Absorb and Converge: Provable Convergence Guarantee for Absorbing Discrete Diffusion Models
Yuchen Liang, Renxiang Huang, Lifeng Lai, Ness Shroff, Yingbin Liang
TL;DR
This paper tackles the theoretical gap in absorbing discrete diffusion models by delivering the first finite-time convergence guarantees for forward-backward Markovian diffusion under absorbing rate matrices. It introduces a surrogate initialization $p_{init}$ and uses a Jensen-based decomposition to bound the forward KL divergence, enabling stable analysis despite the absorbing singleton stationary distribution. The authors prove convergence bounds for both $\tau$-leaping and uniformization samplers, showing linear-in-$d$ dependence and improved rates over uniform-rate variants, and further provide no-early-stopping results under practical assumptions.
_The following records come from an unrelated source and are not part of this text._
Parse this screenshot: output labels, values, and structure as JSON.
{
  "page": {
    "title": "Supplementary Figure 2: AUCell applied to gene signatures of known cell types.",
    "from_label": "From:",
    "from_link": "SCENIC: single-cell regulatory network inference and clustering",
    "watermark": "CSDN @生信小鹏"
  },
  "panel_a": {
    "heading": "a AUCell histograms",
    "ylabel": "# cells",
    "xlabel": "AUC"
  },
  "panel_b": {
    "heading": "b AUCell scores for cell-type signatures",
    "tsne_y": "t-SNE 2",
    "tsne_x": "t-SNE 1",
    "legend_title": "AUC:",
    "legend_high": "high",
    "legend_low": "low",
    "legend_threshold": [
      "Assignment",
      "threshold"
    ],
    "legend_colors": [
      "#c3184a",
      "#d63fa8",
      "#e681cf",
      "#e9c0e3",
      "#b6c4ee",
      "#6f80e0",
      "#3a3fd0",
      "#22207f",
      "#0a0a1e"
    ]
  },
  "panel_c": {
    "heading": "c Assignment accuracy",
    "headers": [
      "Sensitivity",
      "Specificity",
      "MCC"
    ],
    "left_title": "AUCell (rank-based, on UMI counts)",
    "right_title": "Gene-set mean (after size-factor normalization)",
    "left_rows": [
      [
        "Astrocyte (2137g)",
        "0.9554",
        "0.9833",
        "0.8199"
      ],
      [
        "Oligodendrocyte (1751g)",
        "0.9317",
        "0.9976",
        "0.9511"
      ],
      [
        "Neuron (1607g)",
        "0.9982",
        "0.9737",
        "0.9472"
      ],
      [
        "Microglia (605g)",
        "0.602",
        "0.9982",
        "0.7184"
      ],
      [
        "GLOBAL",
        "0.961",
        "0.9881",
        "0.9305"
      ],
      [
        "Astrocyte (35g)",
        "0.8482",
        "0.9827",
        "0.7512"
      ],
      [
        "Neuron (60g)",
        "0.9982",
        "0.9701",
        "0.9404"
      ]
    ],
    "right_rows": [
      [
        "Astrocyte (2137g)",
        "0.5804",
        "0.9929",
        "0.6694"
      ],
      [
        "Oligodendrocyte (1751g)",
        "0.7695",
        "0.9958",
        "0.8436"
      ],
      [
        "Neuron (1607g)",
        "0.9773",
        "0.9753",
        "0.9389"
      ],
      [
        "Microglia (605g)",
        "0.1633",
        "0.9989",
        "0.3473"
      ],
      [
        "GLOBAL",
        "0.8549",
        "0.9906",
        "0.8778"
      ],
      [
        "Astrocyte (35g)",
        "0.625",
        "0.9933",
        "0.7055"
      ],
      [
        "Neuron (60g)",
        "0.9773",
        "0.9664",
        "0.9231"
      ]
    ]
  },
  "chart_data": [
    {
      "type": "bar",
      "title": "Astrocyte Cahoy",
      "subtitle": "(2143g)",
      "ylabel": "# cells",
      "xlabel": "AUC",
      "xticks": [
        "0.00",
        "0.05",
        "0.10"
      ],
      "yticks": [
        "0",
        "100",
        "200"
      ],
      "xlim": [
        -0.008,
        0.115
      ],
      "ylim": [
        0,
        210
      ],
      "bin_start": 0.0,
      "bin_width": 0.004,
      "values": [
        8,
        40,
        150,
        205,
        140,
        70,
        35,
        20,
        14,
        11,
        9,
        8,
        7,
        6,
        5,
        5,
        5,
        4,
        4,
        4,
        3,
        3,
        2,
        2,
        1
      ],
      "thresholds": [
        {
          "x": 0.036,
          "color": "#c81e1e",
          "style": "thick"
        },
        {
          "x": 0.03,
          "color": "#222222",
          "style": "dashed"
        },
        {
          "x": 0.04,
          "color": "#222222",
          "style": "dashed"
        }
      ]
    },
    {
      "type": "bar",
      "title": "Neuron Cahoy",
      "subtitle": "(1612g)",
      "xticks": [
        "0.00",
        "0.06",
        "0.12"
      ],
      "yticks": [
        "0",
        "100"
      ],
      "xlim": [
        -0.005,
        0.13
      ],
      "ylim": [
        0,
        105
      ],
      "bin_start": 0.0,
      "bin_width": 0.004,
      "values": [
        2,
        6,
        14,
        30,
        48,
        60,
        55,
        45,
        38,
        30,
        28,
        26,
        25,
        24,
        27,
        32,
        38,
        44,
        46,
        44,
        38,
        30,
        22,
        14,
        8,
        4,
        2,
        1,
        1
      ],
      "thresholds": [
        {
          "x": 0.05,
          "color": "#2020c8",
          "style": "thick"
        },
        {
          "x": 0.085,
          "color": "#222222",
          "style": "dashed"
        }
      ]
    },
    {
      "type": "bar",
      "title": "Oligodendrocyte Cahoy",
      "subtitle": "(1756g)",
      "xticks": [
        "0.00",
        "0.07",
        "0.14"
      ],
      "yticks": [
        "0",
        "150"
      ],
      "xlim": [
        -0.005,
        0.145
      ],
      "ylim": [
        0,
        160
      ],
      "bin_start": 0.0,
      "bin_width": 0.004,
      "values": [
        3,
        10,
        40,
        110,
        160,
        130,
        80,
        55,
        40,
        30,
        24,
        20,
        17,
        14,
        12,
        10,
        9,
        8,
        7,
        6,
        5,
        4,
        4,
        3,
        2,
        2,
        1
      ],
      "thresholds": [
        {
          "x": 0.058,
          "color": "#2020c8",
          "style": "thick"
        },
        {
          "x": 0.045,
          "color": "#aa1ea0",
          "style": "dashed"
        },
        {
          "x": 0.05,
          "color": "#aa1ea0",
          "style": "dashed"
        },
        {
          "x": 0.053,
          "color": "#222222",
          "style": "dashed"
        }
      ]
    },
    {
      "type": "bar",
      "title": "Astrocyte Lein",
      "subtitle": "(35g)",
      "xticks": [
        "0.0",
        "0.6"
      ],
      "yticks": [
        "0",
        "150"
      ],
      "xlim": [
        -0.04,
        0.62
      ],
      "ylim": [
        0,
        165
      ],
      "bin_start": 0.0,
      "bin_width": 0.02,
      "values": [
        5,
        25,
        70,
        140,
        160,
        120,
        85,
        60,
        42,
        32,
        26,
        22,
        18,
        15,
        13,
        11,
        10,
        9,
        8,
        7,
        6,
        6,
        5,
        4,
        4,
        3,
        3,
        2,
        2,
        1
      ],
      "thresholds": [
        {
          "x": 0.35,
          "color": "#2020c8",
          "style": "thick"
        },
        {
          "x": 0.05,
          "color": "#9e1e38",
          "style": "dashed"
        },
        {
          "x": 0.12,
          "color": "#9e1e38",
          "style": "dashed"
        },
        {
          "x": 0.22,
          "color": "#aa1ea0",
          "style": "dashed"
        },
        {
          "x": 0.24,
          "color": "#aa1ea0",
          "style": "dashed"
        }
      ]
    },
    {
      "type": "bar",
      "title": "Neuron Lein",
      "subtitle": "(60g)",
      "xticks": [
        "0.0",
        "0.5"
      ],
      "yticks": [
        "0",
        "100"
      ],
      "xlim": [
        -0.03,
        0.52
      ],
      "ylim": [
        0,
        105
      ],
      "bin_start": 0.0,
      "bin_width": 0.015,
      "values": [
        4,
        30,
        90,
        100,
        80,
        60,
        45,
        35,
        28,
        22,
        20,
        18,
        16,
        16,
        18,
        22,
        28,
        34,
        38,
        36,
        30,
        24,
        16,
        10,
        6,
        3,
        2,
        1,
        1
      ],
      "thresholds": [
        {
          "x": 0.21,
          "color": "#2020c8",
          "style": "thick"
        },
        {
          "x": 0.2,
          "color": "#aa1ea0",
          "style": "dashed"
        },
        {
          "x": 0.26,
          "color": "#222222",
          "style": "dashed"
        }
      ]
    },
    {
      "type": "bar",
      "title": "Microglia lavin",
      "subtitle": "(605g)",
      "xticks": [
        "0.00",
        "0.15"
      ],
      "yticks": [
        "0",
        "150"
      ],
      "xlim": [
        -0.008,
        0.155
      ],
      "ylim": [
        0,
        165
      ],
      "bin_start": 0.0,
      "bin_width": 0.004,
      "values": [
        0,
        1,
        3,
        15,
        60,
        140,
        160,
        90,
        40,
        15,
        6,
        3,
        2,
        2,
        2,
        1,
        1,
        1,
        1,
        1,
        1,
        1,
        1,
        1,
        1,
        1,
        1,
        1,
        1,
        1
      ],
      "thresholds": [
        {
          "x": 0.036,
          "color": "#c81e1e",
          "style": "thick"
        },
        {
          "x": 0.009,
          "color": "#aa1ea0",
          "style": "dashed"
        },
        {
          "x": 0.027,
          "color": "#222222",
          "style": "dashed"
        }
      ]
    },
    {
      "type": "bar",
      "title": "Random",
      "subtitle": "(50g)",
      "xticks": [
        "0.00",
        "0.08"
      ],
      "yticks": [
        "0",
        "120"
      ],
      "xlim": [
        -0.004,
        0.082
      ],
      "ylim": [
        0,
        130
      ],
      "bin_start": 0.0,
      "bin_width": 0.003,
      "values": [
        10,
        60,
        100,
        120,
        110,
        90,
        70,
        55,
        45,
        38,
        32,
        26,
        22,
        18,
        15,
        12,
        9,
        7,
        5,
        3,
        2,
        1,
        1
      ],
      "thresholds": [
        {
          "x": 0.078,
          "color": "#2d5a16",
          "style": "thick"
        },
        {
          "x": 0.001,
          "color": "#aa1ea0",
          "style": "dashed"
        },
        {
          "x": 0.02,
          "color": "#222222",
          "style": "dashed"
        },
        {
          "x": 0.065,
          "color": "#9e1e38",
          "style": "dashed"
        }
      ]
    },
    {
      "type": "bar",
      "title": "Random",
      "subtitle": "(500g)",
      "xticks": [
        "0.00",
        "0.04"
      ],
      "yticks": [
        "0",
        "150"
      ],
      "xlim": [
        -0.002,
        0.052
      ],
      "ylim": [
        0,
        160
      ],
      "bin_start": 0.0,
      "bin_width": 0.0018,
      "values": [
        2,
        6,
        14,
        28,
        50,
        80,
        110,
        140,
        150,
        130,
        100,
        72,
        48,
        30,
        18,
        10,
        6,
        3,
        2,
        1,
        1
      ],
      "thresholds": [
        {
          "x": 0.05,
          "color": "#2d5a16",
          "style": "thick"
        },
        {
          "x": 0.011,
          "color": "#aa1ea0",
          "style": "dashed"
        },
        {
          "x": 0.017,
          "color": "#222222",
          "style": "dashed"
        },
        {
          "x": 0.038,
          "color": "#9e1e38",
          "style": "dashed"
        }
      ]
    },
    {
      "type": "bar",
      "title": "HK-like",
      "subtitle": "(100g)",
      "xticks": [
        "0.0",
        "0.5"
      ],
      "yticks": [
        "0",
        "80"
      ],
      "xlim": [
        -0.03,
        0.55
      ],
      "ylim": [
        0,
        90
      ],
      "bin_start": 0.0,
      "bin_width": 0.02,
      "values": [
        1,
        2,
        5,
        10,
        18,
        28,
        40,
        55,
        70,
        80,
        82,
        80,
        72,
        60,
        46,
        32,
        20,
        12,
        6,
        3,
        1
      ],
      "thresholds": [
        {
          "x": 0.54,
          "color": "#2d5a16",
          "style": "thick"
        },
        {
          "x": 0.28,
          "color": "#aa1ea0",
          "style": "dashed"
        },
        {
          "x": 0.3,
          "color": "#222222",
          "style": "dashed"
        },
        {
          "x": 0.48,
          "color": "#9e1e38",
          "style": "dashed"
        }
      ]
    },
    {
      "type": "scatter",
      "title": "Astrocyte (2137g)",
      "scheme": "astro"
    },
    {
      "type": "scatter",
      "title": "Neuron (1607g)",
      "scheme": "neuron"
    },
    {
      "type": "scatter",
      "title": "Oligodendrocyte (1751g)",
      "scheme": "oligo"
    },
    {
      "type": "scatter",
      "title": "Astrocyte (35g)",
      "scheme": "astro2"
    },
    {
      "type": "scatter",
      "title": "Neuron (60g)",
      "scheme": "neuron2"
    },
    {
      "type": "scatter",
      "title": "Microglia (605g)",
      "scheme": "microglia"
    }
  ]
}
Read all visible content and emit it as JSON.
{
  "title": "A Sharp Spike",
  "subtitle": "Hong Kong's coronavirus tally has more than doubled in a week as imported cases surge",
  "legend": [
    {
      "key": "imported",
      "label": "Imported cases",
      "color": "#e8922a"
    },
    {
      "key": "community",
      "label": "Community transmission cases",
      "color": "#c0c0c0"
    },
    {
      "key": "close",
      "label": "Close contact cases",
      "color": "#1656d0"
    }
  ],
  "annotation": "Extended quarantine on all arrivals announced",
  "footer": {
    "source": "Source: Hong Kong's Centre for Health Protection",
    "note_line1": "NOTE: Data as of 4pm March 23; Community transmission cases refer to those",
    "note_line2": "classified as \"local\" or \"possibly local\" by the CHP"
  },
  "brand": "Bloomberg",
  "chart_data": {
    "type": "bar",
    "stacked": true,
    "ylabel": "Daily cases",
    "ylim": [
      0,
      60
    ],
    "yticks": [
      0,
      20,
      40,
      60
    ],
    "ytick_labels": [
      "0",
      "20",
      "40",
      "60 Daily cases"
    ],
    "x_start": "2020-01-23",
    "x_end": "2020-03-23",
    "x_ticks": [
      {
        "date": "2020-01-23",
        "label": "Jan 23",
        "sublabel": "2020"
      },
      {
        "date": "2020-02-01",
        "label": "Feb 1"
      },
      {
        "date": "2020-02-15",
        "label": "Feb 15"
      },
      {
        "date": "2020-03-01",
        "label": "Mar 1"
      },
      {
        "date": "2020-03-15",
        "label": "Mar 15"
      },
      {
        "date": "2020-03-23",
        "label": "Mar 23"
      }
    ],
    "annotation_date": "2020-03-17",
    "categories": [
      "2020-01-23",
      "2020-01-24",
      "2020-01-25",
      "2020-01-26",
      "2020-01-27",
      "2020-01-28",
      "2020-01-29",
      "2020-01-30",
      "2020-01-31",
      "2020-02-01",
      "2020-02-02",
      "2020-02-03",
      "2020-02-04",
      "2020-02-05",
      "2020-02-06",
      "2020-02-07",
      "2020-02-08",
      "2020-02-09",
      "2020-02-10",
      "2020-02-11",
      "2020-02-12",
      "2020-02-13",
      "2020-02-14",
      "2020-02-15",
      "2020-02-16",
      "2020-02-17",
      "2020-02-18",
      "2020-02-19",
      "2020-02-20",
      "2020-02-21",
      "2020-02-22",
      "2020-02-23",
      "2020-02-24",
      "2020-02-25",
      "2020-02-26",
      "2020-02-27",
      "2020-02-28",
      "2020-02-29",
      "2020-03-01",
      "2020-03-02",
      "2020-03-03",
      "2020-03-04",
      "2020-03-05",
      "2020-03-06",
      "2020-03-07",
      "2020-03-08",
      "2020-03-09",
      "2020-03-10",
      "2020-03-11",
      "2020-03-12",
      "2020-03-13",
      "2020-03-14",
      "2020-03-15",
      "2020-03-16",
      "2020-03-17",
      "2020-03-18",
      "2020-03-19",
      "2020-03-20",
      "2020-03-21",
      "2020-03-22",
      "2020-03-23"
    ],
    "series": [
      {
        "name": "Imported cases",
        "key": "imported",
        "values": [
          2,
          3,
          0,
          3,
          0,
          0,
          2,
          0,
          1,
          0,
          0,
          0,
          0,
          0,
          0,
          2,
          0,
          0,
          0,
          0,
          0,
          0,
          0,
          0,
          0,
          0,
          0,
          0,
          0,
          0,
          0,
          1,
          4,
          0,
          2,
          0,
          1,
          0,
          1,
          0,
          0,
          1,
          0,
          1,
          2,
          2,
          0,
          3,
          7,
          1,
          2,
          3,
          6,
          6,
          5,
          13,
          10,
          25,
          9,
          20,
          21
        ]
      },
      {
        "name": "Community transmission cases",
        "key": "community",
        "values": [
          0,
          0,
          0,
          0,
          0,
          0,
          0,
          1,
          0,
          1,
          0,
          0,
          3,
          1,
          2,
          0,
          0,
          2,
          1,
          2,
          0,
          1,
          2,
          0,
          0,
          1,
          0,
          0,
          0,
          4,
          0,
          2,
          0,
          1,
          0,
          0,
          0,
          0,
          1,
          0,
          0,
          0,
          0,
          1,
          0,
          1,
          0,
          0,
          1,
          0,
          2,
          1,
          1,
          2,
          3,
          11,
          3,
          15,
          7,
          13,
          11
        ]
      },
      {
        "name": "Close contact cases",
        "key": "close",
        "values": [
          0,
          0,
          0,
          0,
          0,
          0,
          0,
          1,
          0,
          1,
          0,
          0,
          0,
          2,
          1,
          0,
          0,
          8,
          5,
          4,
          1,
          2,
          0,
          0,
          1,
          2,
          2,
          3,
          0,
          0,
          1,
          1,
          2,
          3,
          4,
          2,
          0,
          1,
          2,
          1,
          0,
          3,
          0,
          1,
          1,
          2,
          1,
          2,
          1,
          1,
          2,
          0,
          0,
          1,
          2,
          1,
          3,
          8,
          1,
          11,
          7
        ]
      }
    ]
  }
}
Novel techniques include precise absorbing-score bounds and a non-diverging score near initialization, which collectively remove the need for early stopping in certain regimes. These results offer principled guidance for deploying absorbing discrete diffusion models in practice and lay groundwork for future extensions to conditional generation and broader absorbing-rate structures.
Abstract
Discrete state space diffusion models have shown significant advantages in applications involving discrete data, such as text and image generation. It has also been observed that their performance is highly sensitive to the choice of rate matrices, particularly between uniform and absorbing rate matrices. While empirical results suggest that absorbing rate matrices often yield better generation quality compared to uniform rate matrices, existing theoretical works have largely focused on the uniform rate matrices case. Notably, convergence guarantees and error analyses for absorbing diffusion models are still missing. In this work, we provide the first finite-time error bounds and convergence rate analysis for discrete diffusion models using absorbing rate matrices. We begin by deriving an upper bound on the KL divergence of the forward process, introducing a surrogate initialization distribution to address the challenge posed by the absorbing stationary distribution, which is a singleton and causes the KL divergence to be ill-defined. We then establish the first convergence guarantees for both the $τ$-leaping and uniformization samplers under absorbing rate matrices, demonstrating improved rates over their counterparts using uniform rate matrices. Furthermore, under suitable assumptions, we provide convergence guarantees without early stopping. Our analysis introduces several new technical tools to address challenges unique to absorbing rate matrices. These include a Jensen-type argument for bounding forward process convergence, novel techniques for bounding absorbing score functions, and a non-divergent upper bound on the score near initialization that removes the need of early-stopping.